WHY IT'S WORTH DYING FOR We're pricing these babies out in the mid-$400s full-price and "on sale" online in the mid-$200s, but what's money? It never bothered Napoleon, who reportedly gave his second wife, the Empress Eugenie, some 17 cashmere pieces during their marriage. Not only did the woman live to be 94 (obviously he never gave her a robe), but her great elegance and wool-clad beauty so moved the groundskeeper at England's Bournemouth gardens that he lit her way to the healing waters each night with a trail of small candles, a tradition that still occurs each summer for women wearing far less goat's throat loom.
If we were buying these in real life and forever forswearing exercise and "career casual," we'd toy with purchasing from the pashmina emporia otherwise known as www.boutiquejewels.com.
Deadly Sin Bonsai
KILLER APP This is a plant that you control by shaping with wire and cutters, denying its full horticultural potential at every turn and yet, if you do everything perfectly—tending and shaping and cutting and denying—it'll outlive you by a good century. The irony, the karma, the full-circle joke alone is priceless.

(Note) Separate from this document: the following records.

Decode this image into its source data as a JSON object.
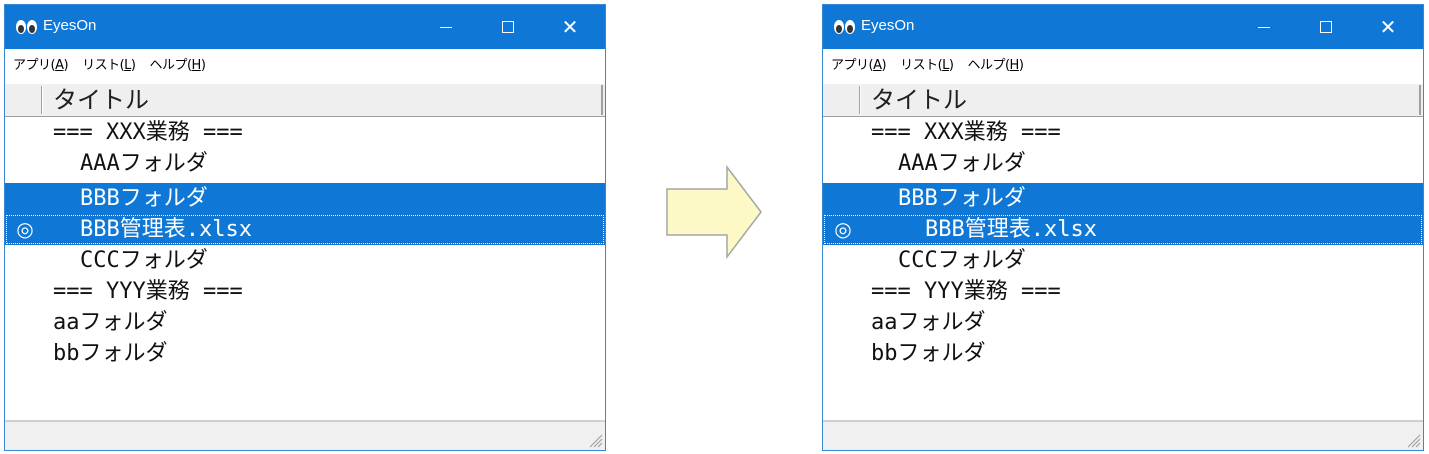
{
  "app_title": "EyesOn",
  "menu": [
    {
      "label": "アプリ(",
      "key": "A",
      "close": ")"
    },
    {
      "label": "リスト(",
      "key": "L",
      "close": ")"
    },
    {
      "label": "ヘルプ(",
      "key": "H",
      "close": ")"
    }
  ],
  "column_header": "タイトル",
  "caption_buttons": {
    "close": "✕"
  },
  "icons": {
    "app": "eyes-icon",
    "selected_mark": "◎",
    "arrow": "right-arrow-icon",
    "grip": "size-grip-icon"
  },
  "colors": {
    "accent": "#0f78d7",
    "arrow_fill": "#fdf9c7",
    "arrow_stroke": "#a5a5a5"
  },
  "left_window": {
    "rows": [
      {
        "text": "=== XXX業務 ==="
      },
      {
        "text": "AAAフォルダ"
      },
      {
        "text": "BBBフォルダ"
      },
      {
        "text": "BBB管理表.xlsx",
        "mark": "◎"
      },
      {
        "text": "CCCフォルダ"
      },
      {
        "text": "=== YYY業務 ==="
      },
      {
        "text": "aaフォルダ"
      },
      {
        "text": "bbフォルダ"
      }
    ]
  },
  "right_window": {
    "rows": [
      {
        "text": "=== XXX業務 ==="
      },
      {
        "text": "AAAフォルダ"
      },
      {
        "text": "BBBフォルダ"
      },
      {
        "text": "BBB管理表.xlsx",
        "mark": "◎"
      },
      {
        "text": "CCCフォルダ"
      },
      {
        "text": "=== YYY業務 ==="
      },
      {
        "text": "aaフォルダ"
      },
      {
        "text": "bbフォルダ"
      }
    ]
  }
}
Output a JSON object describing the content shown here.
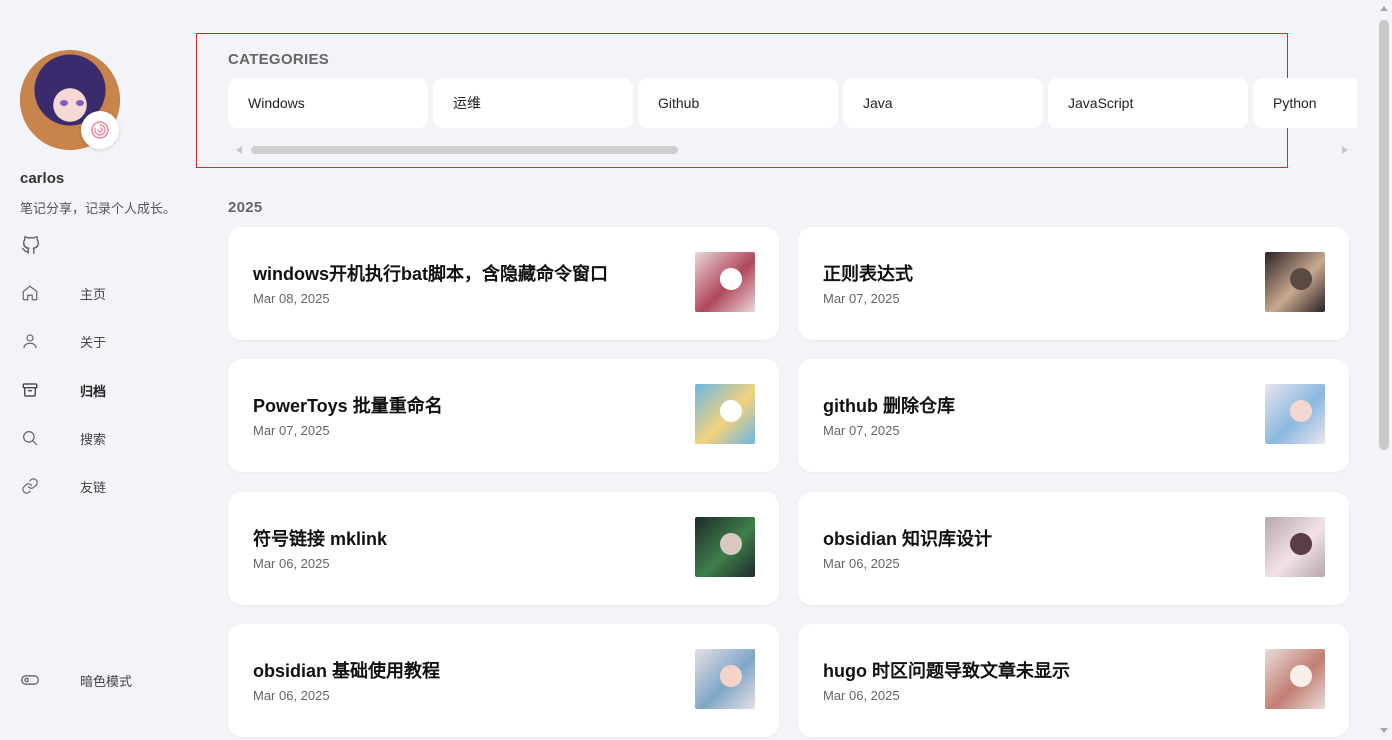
{
  "profile": {
    "name": "carlos",
    "description": "笔记分享，记录个人成长。",
    "github_icon": "github-icon",
    "badge_icon": "swirl-icon"
  },
  "nav": [
    {
      "label": "主页",
      "icon": "home-icon",
      "active": false
    },
    {
      "label": "关于",
      "icon": "user-icon",
      "active": false
    },
    {
      "label": "归档",
      "icon": "archive-icon",
      "active": true
    },
    {
      "label": "搜索",
      "icon": "search-icon",
      "active": false
    },
    {
      "label": "友链",
      "icon": "link-icon",
      "active": false
    }
  ],
  "dark_mode": {
    "label": "暗色模式",
    "icon": "toggle-icon"
  },
  "categories": {
    "title": "CATEGORIES",
    "items": [
      "Windows",
      "运维",
      "Github",
      "Java",
      "JavaScript",
      "Python"
    ]
  },
  "year": "2025",
  "posts": [
    {
      "title": "windows开机执行bat脚本，含隐藏命令窗口",
      "date": "Mar 08, 2025",
      "thumb_colors": [
        "#e8d7d9",
        "#b1475a",
        "#ffffff"
      ]
    },
    {
      "title": "正则表达式",
      "date": "Mar 07, 2025",
      "thumb_colors": [
        "#2a2225",
        "#c9a98f",
        "#5a4a44"
      ]
    },
    {
      "title": "PowerToys 批量重命名",
      "date": "Mar 07, 2025",
      "thumb_colors": [
        "#6bb6e6",
        "#f3d27a",
        "#ffffff"
      ]
    },
    {
      "title": "github 删除仓库",
      "date": "Mar 07, 2025",
      "thumb_colors": [
        "#e9e4ee",
        "#8ab8e0",
        "#f5d7d2"
      ]
    },
    {
      "title": "符号链接 mklink",
      "date": "Mar 06, 2025",
      "thumb_colors": [
        "#1f2a2b",
        "#3e7f4a",
        "#d9c8c2"
      ]
    },
    {
      "title": "obsidian 知识库设计",
      "date": "Mar 06, 2025",
      "thumb_colors": [
        "#b7a6ad",
        "#f2e3e6",
        "#5b3c47"
      ]
    },
    {
      "title": "obsidian 基础使用教程",
      "date": "Mar 06, 2025",
      "thumb_colors": [
        "#e6dfe5",
        "#7fa6c6",
        "#f4d3c9"
      ]
    },
    {
      "title": "hugo 时区问题导致文章未显示",
      "date": "Mar 06, 2025",
      "thumb_colors": [
        "#e9dcda",
        "#c27e72",
        "#f7efe9"
      ]
    }
  ]
}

WHY IT'S WORTH DYING FOR We hope that we're not the first to break the news, but you are going to die anyway. Spending meditative time forcing nature itself to your own petty will has proven to extend life spans enormously. Plus, with bonsai, there's so much to argue about! The categories, the technique, the masters ... the list is endless. Discretionary income can just sluice from your hands as you tend to and acquire new bonsai, all of which—we labor to repeat—will flourish directly on your grave.
So why not get all your friends a-clipping? Bonsaiboy.com out of New York starts its unusual 48-year-old neri elm at $800, with a mere $95 needed to ship the thing cross-country. But a starter kit, replete with its own 3-year-old juniper just aching for soil, is a mere $24.95.
Bonsai folks go nuts about bonsai but tend to do it in that way that mild cult members go nuts: with clear, steady eyes, glowing skin and genuine smiles revealing well-cleaned teeth. That's a positive. The inevitable compulsion to exhibit at the county fair is an easily tolerated negative.
Because it won't, after all, kill you.